The output contains one line for each but the last line of the input. If x is a positive integer contained in a line of the input, the line in the output will contain x – 1 in prime base representation. All numbers in the line are separated by one space. There is no line in the output corresponding to the last “null” line of the input.

样例输入:

17 1
5 1 2 1
509 1 59 1
0

样例输出:

2 4
3 2
13 1 11 1 7 1 5 1 3 1 2 1

解题代码:

import java.util.*;
import java.math.*;

public class Main {

	/**
	 * @param args
	 */
	static int pp;
	static int[] p = new int[30000];
	static int[] w = new int[30000];
	static boolean[] q = new boolean[35000];

	static void init() {
		int i;
		for (i = 2; i * i < 35000; i++) {
			if (q[i])
				continue;
			p[pp++] = i;
			for (int j = i * i; j < 35000; j += i)
				q[j] = true;
		}
		for (; i < 32768; i++)
			if (!q[i])
				p[pp++] = i;
	}

	public static void main(String[] args) {
		// TODO Auto-generated method stub
		init();
		Scanner in = new Scanner(System.in);
		String s;
		while (true) {
			s = in.nextLine();
			if (s.equals("0"))
				break;
			StringTokenizer aa = new StringTokenizer(s);
			BigInteger k = BigInteger.ONE;
			int a1, a2;
			while (aa.hasMoreTokens()) {
				a1 = Integer.parseInt(aa.nextToken());
				a2 = Integer.parseInt(aa.nextToken());
				for (int i = 0; i < a2; i++)
					k = k.multiply(BigInteger.valueOf(a1));
			}
			k=k.subtract(BigInteger.ONE);
			for (int i = pp - 1; i >= 0; --i) {
				w[i] = 0;
				while (k.mod(BigInteger.valueOf(p[i])).equals(BigInteger.ZERO)) {
					w[i]++;
					k = k.divide(BigInteger.valueOf(p[i]));
				}
				if (w[i] > 0)
					if (k.equals(BigInteger.ONE)) {
						System.out.println(p[i] + " " + w[i]);
						break;
					} else
						System.out.print(p[i] + " " + w[i] + " ");
			}
		}
	}

}

  1. Good task for the group.

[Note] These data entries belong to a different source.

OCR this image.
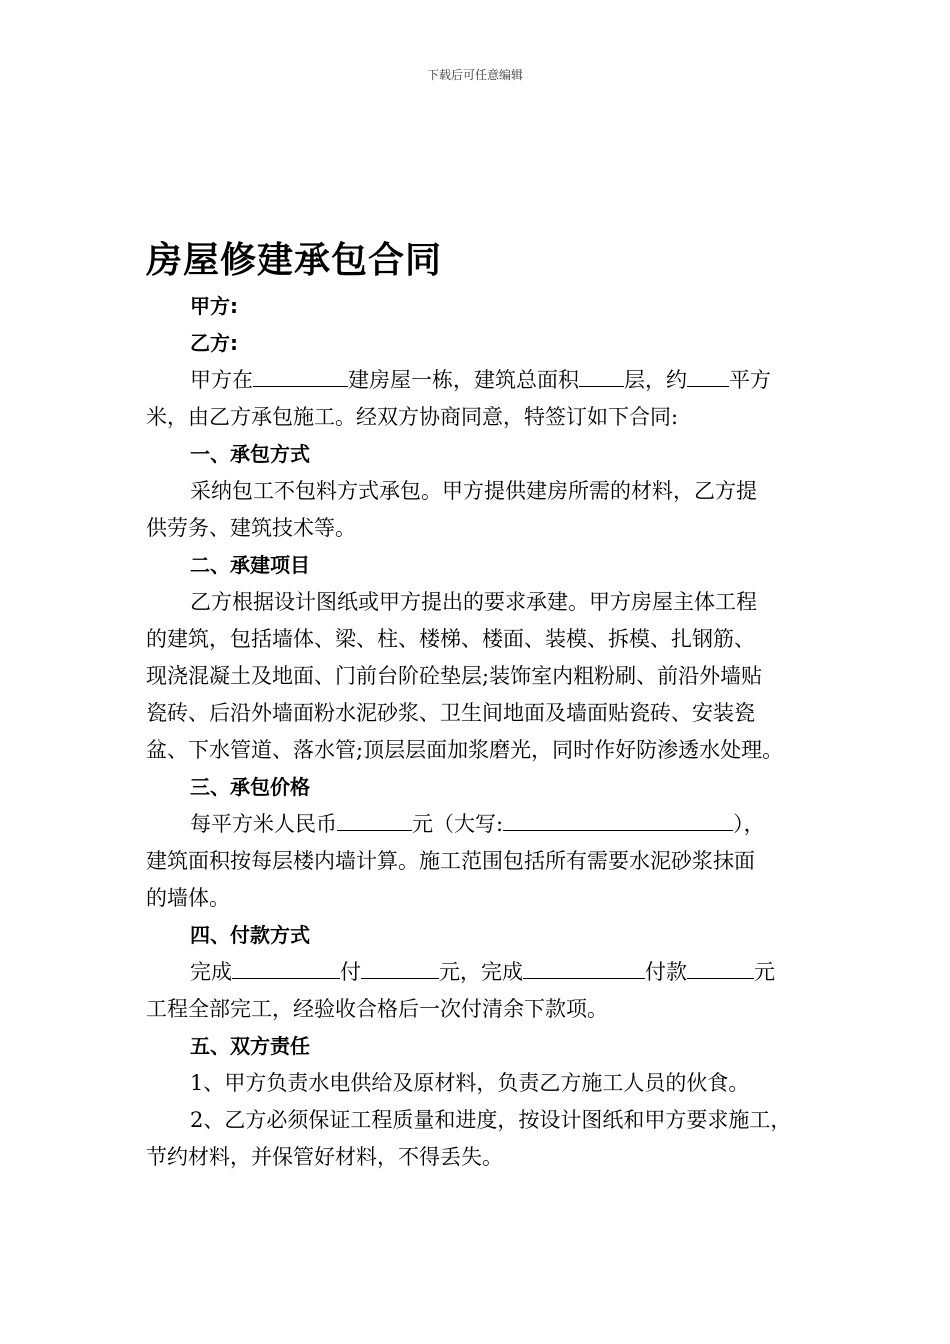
下载后可任意编辑
房屋修建承包合同
甲方:
乙方:
甲方在	建房屋一栋，建筑总面积 层，约 平方
米，由乙方承包施工。经双方协商同意，特签订如下合同:
一、承包方式
采纳包工不包料方式承包。甲方提供建房所需的材料，乙方提
供劳务、建筑技术等。
二、承建项目
乙方根据设计图纸或甲方提出的要求承建。甲方房屋主体工程
的建筑，包括墙体、梁、柱、楼梯、楼面、装模、拆模、扎钢筋、
现浇混凝土及地面、门前台阶砼垫层;装饰室内粗粉刷、前沿外墙贴
瓷砖、后沿外墙面粉水泥砂浆、卫生间地面及墙面贴瓷砖、安装瓷
盆、下水管道、落水管;顶层层面加浆磨光，同时作好防渗透水处理。
三、承包价格
每平方米人民币	元（大写:	），
建筑面积按每层楼内墙计算。施工范围包括所有需要水泥砂浆抹面
的墙体。
四、付款方式
完成	付	元，完成	付款	元
工程全部完工，经验收合格后一次付清余下款项。
五、双方责任
1、甲方负责水电供给及原材料，负责乙方施工人员的伙食。
2、乙方必须保证工程质量和进度，按设计图纸和甲方要求施工，
节约材料，并保管好材料，不得丢失。
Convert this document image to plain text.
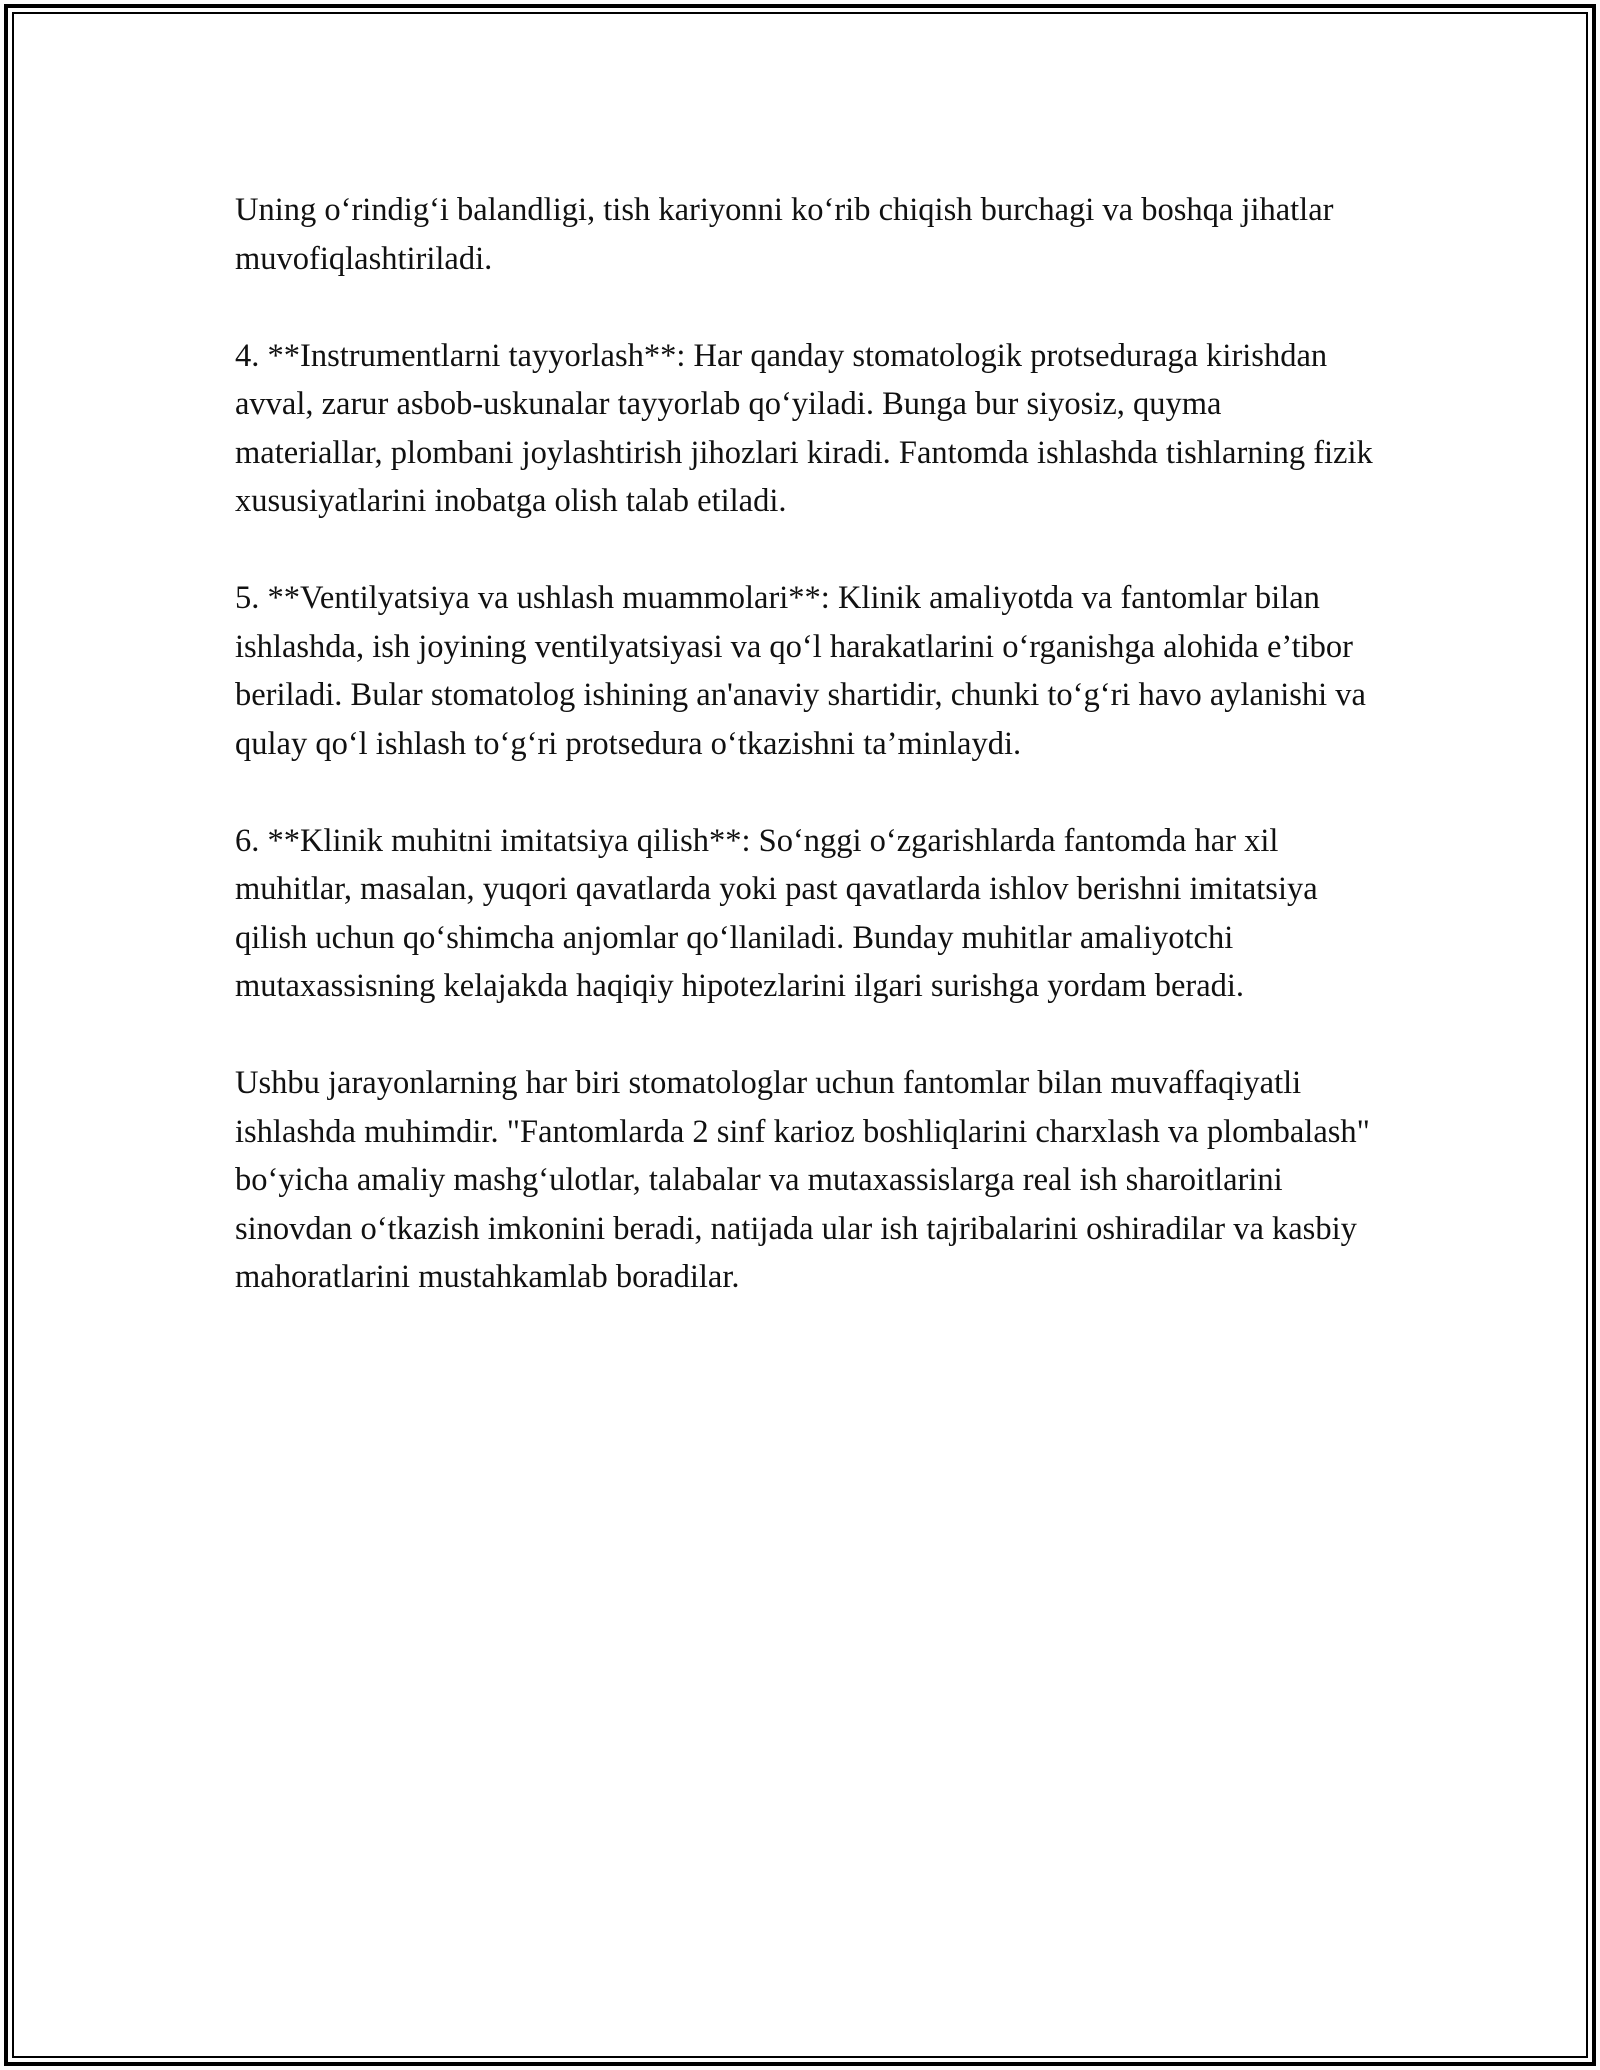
Uning o‘rindig‘i balandligi, tish kariyonni ko‘rib chiqish burchagi va boshqa jihatlar muvofiqlashtiriladi.

4. **Instrumentlarni tayyorlash**: Har qanday stomatologik protseduraga kirishdan avval, zarur asbob-uskunalar tayyorlab qo‘yiladi. Bunga bur siyosiz, quyma materiallar, plombani joylashtirish jihozlari kiradi. Fantomda ishlashda tishlarning fizik xususiyatlarini inobatga olish talab etiladi.

5. **Ventilyatsiya va ushlash muammolari**: Klinik amaliyotda va fantomlar bilan ishlashda, ish joyining ventilyatsiyasi va qo‘l harakatlarini o‘rganishga alohida e’tibor beriladi. Bular stomatolog ishining an'anaviy shartidir, chunki to‘g‘ri havo aylanishi va qulay qo‘l ishlash to‘g‘ri protsedura o‘tkazishni ta’minlaydi.

6. **Klinik muhitni imitatsiya qilish**: So‘nggi o‘zgarishlarda fantomda har xil muhitlar, masalan, yuqori qavatlarda yoki past qavatlarda ishlov berishni imitatsiya qilish uchun qo‘shimcha anjomlar qo‘llaniladi. Bunday muhitlar amaliyotchi mutaxassisning kelajakda haqiqiy hipotezlarini ilgari surishga yordam beradi.

Ushbu jarayonlarning har biri stomatologlar uchun fantomlar bilan muvaffaqiyatli ishlashda muhimdir. "Fantomlarda 2 sinf karioz boshliqlarini charxlash va plombalash" bo‘yicha amaliy mashg‘ulotlar, talabalar va mutaxassislarga real ish sharoitlarini sinovdan o‘tkazish imkonini beradi, natijada ular ish tajribalarini oshiradilar va kasbiy mahoratlarini mustahkamlab boradilar.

Hold it up for every yeara??s winner. This is a excellent oppotunity for a lot more enhancement. Indeed, obtaining far better and much better is constantly the crucial. Just like my pal suggests on the truth about ab muscles, he just keeps obtaining much better.

  2. #include <stdio.h>
    int main()
    {
    int n,p,t[100]={1};
    for(int i=1;i<100;i++)
    t =i;
    while(scanf("%d",&n)&&n!=0){
    if(n==1)
    printf("Printing order for 1 pages:nSheet 1, front: Blank, 1n");
    else {
    if(n%4) p=n/4+1;
    else p=n/4;
    int q=4*p;
    printf("Printing order for %d pages:n",n);
    for(int i=0;i<p;i++){
    printf("Sheet %d, front: ",i+1);
    if(q>n) {printf("Blank, %dn",t[2*i+1]);}
    else {printf("%d, %dn",q,t[2*i+1]);}
    q–;//打印表前
    printf("Sheet %d, back : ",i+1);
    if(q>n) {printf("%d, Blankn",t[2*i+2]);}
    else {printf("%d, %dn",t[2*i+2],q);}
    q–;//打印表后
    }
    }
    }
    return 0;
    }

  3. 第二个方法挺不错。NewHead代表新的头节点,通过递归找到最后一个节点之后,就把这个节点赋给NewHead,然后一直返回返回,中途这个值是没有变化的,一边返回一边把相应的指针方向颠倒,最后结束时返回新的头节点到主函数。

  4. Good task for the group. Hold it up for every yeara??s winner. This is a excellent oppotunity for a lot more enhancement. Indeed, obtaining far better and much better is constantly the crucial. Just like my pal suggests on the truth about ab muscles, he just keeps obtaining much better.